The late 1970s saw a number of films of ‘Cinema of Moral Anxiety’ in Poland. Works such as Krzysztof Zanussi’s Barwy Ochronne/Camouflage (1977), Agnieszka Holland‘s Kobieta Samotna/A Woman Alone (1981), or Kieślowski’s own Amator/Camera Buff (1979) explored (often through an allegorical microcosm) the moral decay of the Polish political system and the price ordinary citizens have to pay. The necessity for Witek, the protagonist of Przypadek/Blind Chance, to make a choice between involvement or non-involvement in politics certainly inscribes itself well into this paradigm. Equally, the fact that the film was immediately shelved after its release due to the introduction of Martial Law in December 1981 helped built its subsuquent status of a cult political film.


However, Blind Chance’s innovative, tripartite narrative of ‘what if...’, and its preoccupation with metaphysical questions of  chance, destiny and choice, go beyond its immediate political resonance, both for Kieślowski’s own future thematic preoccupations and the film‘s impact on other (mostly western) directors. Several critics have noted that Blind Chance can be regarded as a transitional film in director’s career, marking the movement from the more realistic (and political) concerns of his earlier work to the philosophical and/or metaphysical resonances of his later pictures. Kieślowski’s final films – the television series Dekalog/The Decalogue (1989–1990), still made in Poland, and  La Double Vie de Véronique/The Double Life of Veronique (1991) and Trois Couleurs/The Three Colours Trilogy (1993 – 1994) made in France – all contain those metaphysical elements of alternative lives, intervowen destinies and ‘roads not taken’; of interconnectedness and parallel narratives. In this respect Blind Chance directly prefigures the director’s own later films, which together went on to infuence Tom Tykwer’s postmodern Lola Rennt/Lola Runs (1998) (Tykwer openly acknowledges this fact), Peter Howitt’s conventional romanctic drama Sliding Doors (1998), and recently a number of films differently dubbed ensemble films, fractal films, network narratives or hyperlink cinema, e.g. Code Inconnu/Code Unknown (Michael Haneke, 2000), Babel (Alejandro González Iñárritu, 2006) or Paris (Cédric Klapisch, 2008).

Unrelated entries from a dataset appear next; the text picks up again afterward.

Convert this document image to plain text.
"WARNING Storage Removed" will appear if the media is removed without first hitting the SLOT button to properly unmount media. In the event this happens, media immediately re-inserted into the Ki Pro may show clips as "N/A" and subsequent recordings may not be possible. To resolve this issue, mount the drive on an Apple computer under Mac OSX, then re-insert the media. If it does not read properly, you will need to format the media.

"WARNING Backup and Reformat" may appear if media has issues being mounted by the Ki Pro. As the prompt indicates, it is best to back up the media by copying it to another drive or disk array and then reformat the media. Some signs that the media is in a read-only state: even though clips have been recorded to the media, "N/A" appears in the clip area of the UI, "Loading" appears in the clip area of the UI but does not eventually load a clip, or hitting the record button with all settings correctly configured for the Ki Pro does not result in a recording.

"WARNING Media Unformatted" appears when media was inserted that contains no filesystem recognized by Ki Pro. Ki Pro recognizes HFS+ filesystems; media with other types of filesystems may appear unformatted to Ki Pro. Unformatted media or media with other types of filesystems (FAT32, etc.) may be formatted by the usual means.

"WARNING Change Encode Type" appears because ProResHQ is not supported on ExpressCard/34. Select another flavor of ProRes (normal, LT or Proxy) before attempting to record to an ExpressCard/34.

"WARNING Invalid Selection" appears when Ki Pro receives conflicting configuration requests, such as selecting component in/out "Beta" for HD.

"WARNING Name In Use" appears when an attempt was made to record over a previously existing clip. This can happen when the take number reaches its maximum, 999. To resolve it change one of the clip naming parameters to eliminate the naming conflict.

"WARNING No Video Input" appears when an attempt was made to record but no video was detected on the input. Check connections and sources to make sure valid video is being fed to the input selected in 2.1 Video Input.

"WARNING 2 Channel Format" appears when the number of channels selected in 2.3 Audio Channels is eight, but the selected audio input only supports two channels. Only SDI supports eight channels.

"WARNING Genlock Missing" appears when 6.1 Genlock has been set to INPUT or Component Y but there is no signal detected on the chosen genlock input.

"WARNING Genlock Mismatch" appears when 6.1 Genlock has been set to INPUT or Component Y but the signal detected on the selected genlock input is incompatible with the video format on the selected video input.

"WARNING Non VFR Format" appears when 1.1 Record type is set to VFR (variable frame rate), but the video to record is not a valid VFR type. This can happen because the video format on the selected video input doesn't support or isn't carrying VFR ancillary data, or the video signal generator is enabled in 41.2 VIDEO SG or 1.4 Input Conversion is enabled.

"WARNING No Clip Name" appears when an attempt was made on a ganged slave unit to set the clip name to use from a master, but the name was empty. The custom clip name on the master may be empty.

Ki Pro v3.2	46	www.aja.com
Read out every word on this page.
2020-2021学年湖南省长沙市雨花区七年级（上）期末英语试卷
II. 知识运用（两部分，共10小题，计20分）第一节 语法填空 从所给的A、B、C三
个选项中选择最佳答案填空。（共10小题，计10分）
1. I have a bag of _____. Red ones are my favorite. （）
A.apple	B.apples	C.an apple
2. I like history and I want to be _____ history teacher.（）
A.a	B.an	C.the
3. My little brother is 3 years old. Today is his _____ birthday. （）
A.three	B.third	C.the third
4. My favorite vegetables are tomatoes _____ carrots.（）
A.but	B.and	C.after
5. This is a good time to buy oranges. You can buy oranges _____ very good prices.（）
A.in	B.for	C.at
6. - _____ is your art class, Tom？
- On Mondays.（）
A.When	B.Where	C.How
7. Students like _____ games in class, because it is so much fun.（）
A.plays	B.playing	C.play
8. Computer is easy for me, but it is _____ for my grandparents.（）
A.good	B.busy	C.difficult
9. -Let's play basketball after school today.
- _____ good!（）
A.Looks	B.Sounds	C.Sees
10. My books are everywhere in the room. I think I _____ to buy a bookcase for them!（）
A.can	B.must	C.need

Blind Chance begins with Witek screaming ‘No’ just before the plane carrying him to Paris explodes in mid-air. The three alternative lines of his life follow as if Witek had his entire life projected in front of his eyes just before his death. Each story is introduced by the element of chance in his catching the train (or not), a notion that is furter underscored by the image of a rolling coin and the recurring, haunting music of Wojciech Kilar that accompanies it each time Witek is running at the station. Even though Witek’s biography is intricately linked with the Polish political situation, and the fact that in all three stories he has to make political choices, the formal device of beginning the film universalizes his experience and distances it from politics. Rather, what Kieślowski is trying to say, as he puts it himself, is that ‘we don’t ever really know where our fate lies’ (Stok 1993: 113). If indeed Kieślowski does ask a question of a political dimension, it is not  how politics affects our lives but, instead, how deterministic is the time and place of our birth (which of course is beyond one’s choice or control). In all three stories, Witek’s attempts at a decent life are frustrated by politics, and the indication that perhaps it could be different resides in his frustrated desire in each story to board the plane to France. It is this exploration of differences in life trajectories depending on geo-political location that fractal narrative films share with Blind Chance. Why then does the third story end in death? ‘Beacuse one way or another, that’s going to be our fate,’ says Kieślowski (Stok 1993: 113). But what if the plane did not explode and Witek did arrive in Paris? And this is where the film comes back to politics as this is exactly the choice which did not exist under communism. Blind Chance is a rich film which defies easy interpretation because, like all Kieślowskis’s films, it asks questions of an utmost importance that flout easy answers.



Stok, Danusia (ed.) (1993), Kieślowski on Kieślowski, London: Faber & Faber.